Weekend wander in the eternal city
A couple of days in Xi'an can be enough to take in the sights and sounds of this historic former capital - but watch out for those seductively delicious noodles.
The sun pierces the lattice of a wooden shutter to illuminate a corner of the room where a man and a woman sit writing at a desk. Behind them, in the shadows enveloping the rest of the room, sit 20 stone steles from centuries long gone.
This is one of the rooms in a building in the Stele Forest, a huge garden that has been housing stone steles since 1087. Scholars of the time had the garden built to protect the steles - historical and religious records carved onto stone pillars - from the Tang Dynasty (618-907), which were ravaged by continuous wars at the end of the dynasty and beyond its fall. The garden has remained in use ever since.
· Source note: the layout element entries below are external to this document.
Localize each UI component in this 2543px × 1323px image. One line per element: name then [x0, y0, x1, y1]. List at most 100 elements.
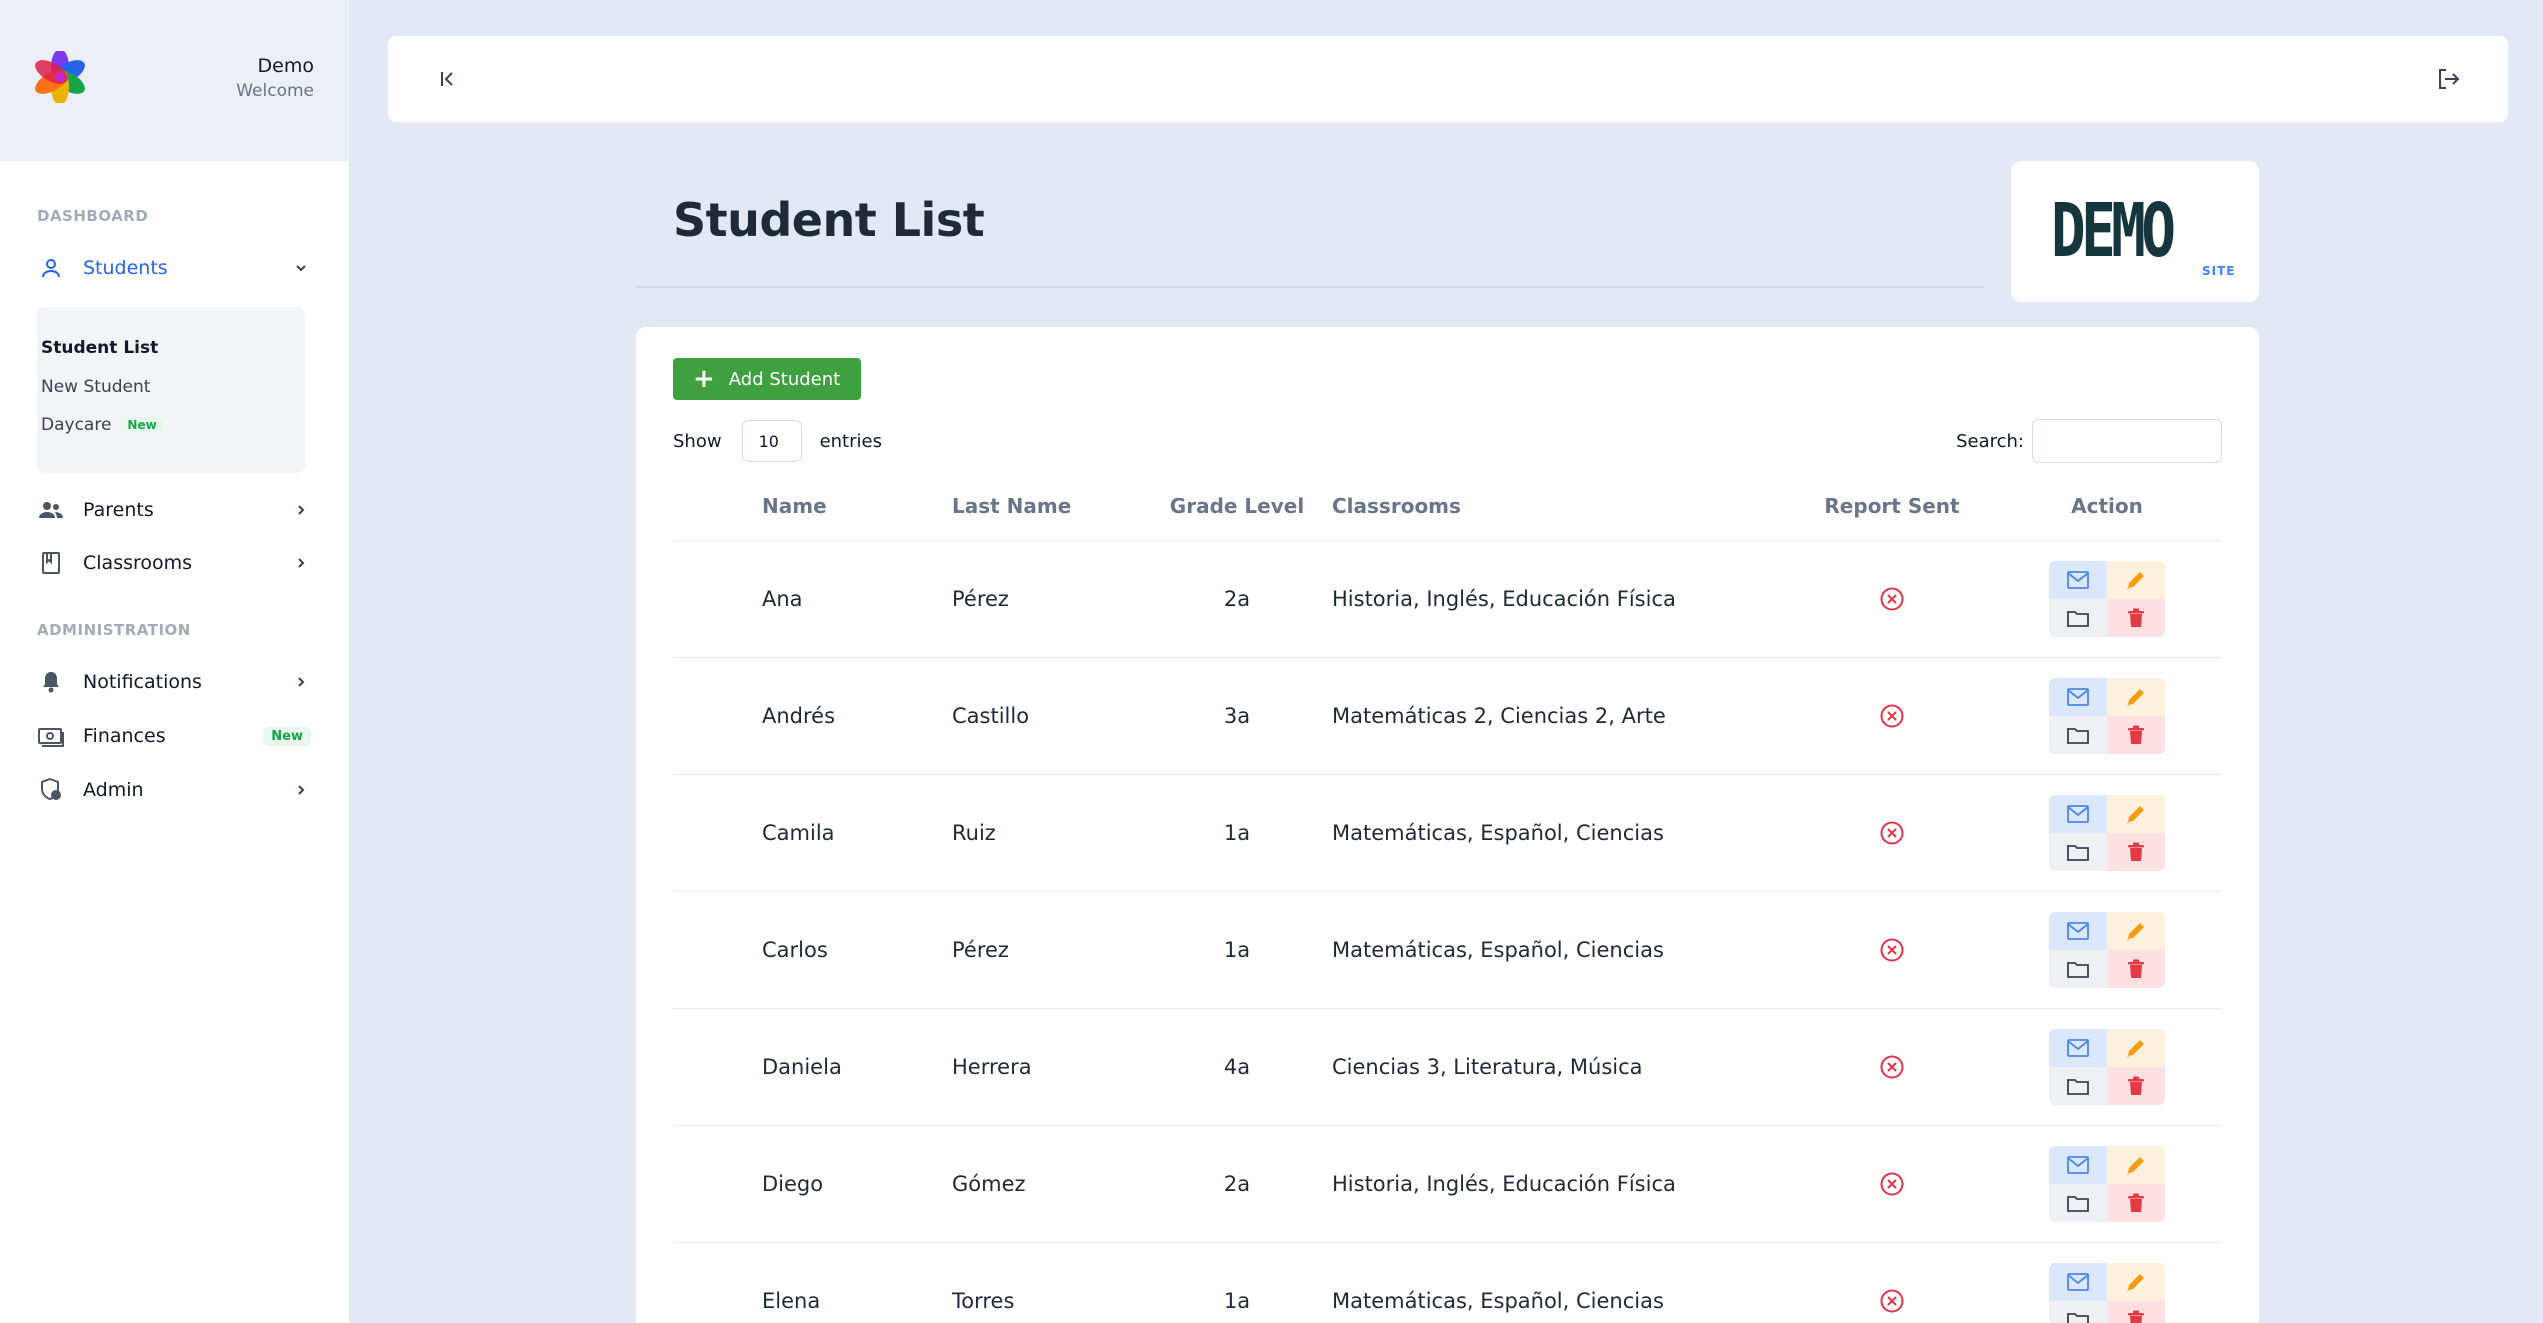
cell-classrooms: Matemáticas, Español, Ciencias: [1332, 1242, 1792, 1323]
cell-last-name: Pérez: [952, 891, 1142, 1009]
folder-icon[interactable]: [2049, 1300, 2107, 1323]
cell-grade-level: 3a: [1142, 657, 1332, 775]
column-header-spacer: [673, 472, 762, 541]
sidebar-item-parents[interactable]: Parents: [37, 492, 311, 528]
table-row[interactable]: Andrés Castillo 3a Matemáticas 2, Ciencias …: [673, 657, 2222, 775]
folder-icon[interactable]: [2049, 1066, 2107, 1105]
sidebar: Demo Welcome DASHBOARD Students Student …: [0, 0, 350, 1323]
edit-pencil-icon[interactable]: [2107, 1145, 2165, 1184]
row-spacer: [673, 1008, 762, 1126]
not-sent-x-icon: [1879, 586, 1905, 612]
new-badge: New: [263, 726, 311, 746]
cell-grade-level: 4a: [1142, 1008, 1332, 1126]
email-icon[interactable]: [2049, 677, 2107, 716]
email-icon[interactable]: [2049, 1262, 2107, 1301]
cell-grade-level: 2a: [1142, 540, 1332, 658]
sidebar-item-students[interactable]: Students: [37, 250, 311, 286]
column-header-name[interactable]: Name: [762, 472, 952, 541]
trash-icon[interactable]: [2107, 1066, 2165, 1105]
edit-pencil-icon[interactable]: [2107, 1262, 2165, 1301]
action-buttons: [2049, 911, 2165, 988]
folder-icon[interactable]: [2049, 715, 2107, 754]
cell-name: Andrés: [762, 657, 952, 775]
sidebar-item-label: Admin: [83, 779, 144, 801]
not-sent-x-icon: [1879, 1171, 1905, 1197]
email-icon[interactable]: [2049, 794, 2107, 833]
sidebar-item-finances[interactable]: Finances New: [37, 718, 311, 754]
cell-last-name: Pérez: [952, 540, 1142, 658]
table-header-row: Name Last Name Grade Level Classrooms Re…: [673, 472, 2222, 541]
folder-icon[interactable]: [2049, 598, 2107, 637]
trash-icon[interactable]: [2107, 832, 2165, 871]
money-icon: [37, 722, 65, 750]
table-row[interactable]: Ana Pérez 2a Historia, Inglés, Educación Fí…: [673, 540, 2222, 658]
sidebar-item-classrooms[interactable]: Classrooms: [37, 545, 311, 581]
row-spacer: [673, 657, 762, 775]
edit-pencil-icon[interactable]: [2107, 1028, 2165, 1067]
folder-icon[interactable]: [2049, 1183, 2107, 1222]
bell-icon: [37, 668, 65, 696]
sidebar-item-admin[interactable]: Admin: [37, 772, 311, 808]
logout-icon[interactable]: [2432, 63, 2464, 95]
brand-logo: DEMO SITE: [2011, 161, 2259, 302]
trash-icon[interactable]: [2107, 715, 2165, 754]
cell-report-sent: [1792, 657, 1992, 775]
cell-classrooms: Matemáticas 2, Ciencias 2, Arte: [1332, 657, 1792, 775]
collapse-sidebar-icon[interactable]: [432, 63, 464, 95]
entries-label: entries: [819, 430, 882, 452]
sidebar-item-label: Parents: [83, 499, 154, 521]
edit-pencil-icon[interactable]: [2107, 677, 2165, 716]
action-buttons: [2049, 1262, 2165, 1323]
cell-name: Ana: [762, 540, 952, 658]
table-row[interactable]: Carlos Pérez 1a Matemáticas, Español, Cienc…: [673, 891, 2222, 1009]
trash-icon[interactable]: [2107, 1300, 2165, 1323]
edit-pencil-icon[interactable]: [2107, 794, 2165, 833]
page-title: Student List: [673, 193, 985, 247]
chevron-right-icon: [291, 500, 311, 520]
submenu-item-daycare[interactable]: Daycare New: [41, 415, 163, 435]
email-icon[interactable]: [2049, 1028, 2107, 1067]
column-header-last-name[interactable]: Last Name: [952, 472, 1142, 541]
table-row[interactable]: Diego Gómez 2a Historia, Inglés, Educación …: [673, 1125, 2222, 1243]
entries-select[interactable]: [741, 420, 802, 462]
trash-icon[interactable]: [2107, 598, 2165, 637]
cell-last-name: Herrera: [952, 1008, 1142, 1126]
search-input[interactable]: [2032, 419, 2222, 463]
edit-pencil-icon[interactable]: [2107, 911, 2165, 950]
row-spacer: [673, 1125, 762, 1243]
cell-actions: [1992, 657, 2222, 775]
sidebar-item-label: Classrooms: [83, 552, 193, 574]
email-icon[interactable]: [2049, 1145, 2107, 1184]
email-icon[interactable]: [2049, 911, 2107, 950]
cell-last-name: Castillo: [952, 657, 1142, 775]
action-buttons: [2049, 677, 2165, 754]
student-table-card: + Add Student Show entries Search: Name …: [636, 327, 2259, 1323]
user-block[interactable]: Demo Welcome: [236, 53, 314, 103]
cell-report-sent: [1792, 1125, 1992, 1243]
column-header-grade-level[interactable]: Grade Level: [1142, 472, 1332, 541]
submenu-item-new-student[interactable]: New Student: [41, 377, 150, 397]
brand-logo-subtext: SITE: [2202, 264, 2236, 278]
chevron-right-icon: [291, 672, 311, 692]
table-row[interactable]: Elena Torres 1a Matemáticas, Español, Cienc…: [673, 1242, 2222, 1323]
column-header-classrooms[interactable]: Classrooms: [1332, 472, 1792, 541]
app-logo-icon[interactable]: [34, 49, 86, 105]
submenu-item-student-list[interactable]: Student List: [41, 338, 158, 358]
edit-pencil-icon[interactable]: [2107, 560, 2165, 599]
sidebar-item-notifications[interactable]: Notifications: [37, 664, 311, 700]
column-header-action: Action: [1992, 472, 2222, 541]
add-student-button[interactable]: + Add Student: [673, 358, 861, 400]
show-label: Show: [673, 430, 722, 452]
column-header-report-sent[interactable]: Report Sent: [1792, 472, 1992, 541]
table-row[interactable]: Daniela Herrera 4a Ciencias 3, Literatura, …: [673, 1008, 2222, 1126]
cell-name: Elena: [762, 1242, 952, 1323]
title-divider: [636, 286, 1984, 288]
email-icon[interactable]: [2049, 560, 2107, 599]
trash-icon[interactable]: [2107, 1183, 2165, 1222]
table-row[interactable]: Camila Ruiz 1a Matemáticas, Español, Cienci…: [673, 774, 2222, 892]
chevron-right-icon: [291, 780, 311, 800]
folder-icon[interactable]: [2049, 949, 2107, 988]
users-icon: [37, 496, 65, 524]
trash-icon[interactable]: [2107, 949, 2165, 988]
folder-icon[interactable]: [2049, 832, 2107, 871]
Covering 31,900 square meters, the garden is situated just outside the ancient city walls of Xi'an, Shaanxi province, and is surrounded by a labyrinth of small alleys. It contains more than 1,000 stone steles and one of the best-known ones internationally that was completed in 781, recorded the spread of the Nestorian Christian monks from the Eastern Roman Empire to China during the Tang era.
There were only a few dozen tourists when we visited, and the Stele Forest with its old trees and wooden houses scattered under the autumn sun, gave us a warm, peaceful feeling as soon as we entered.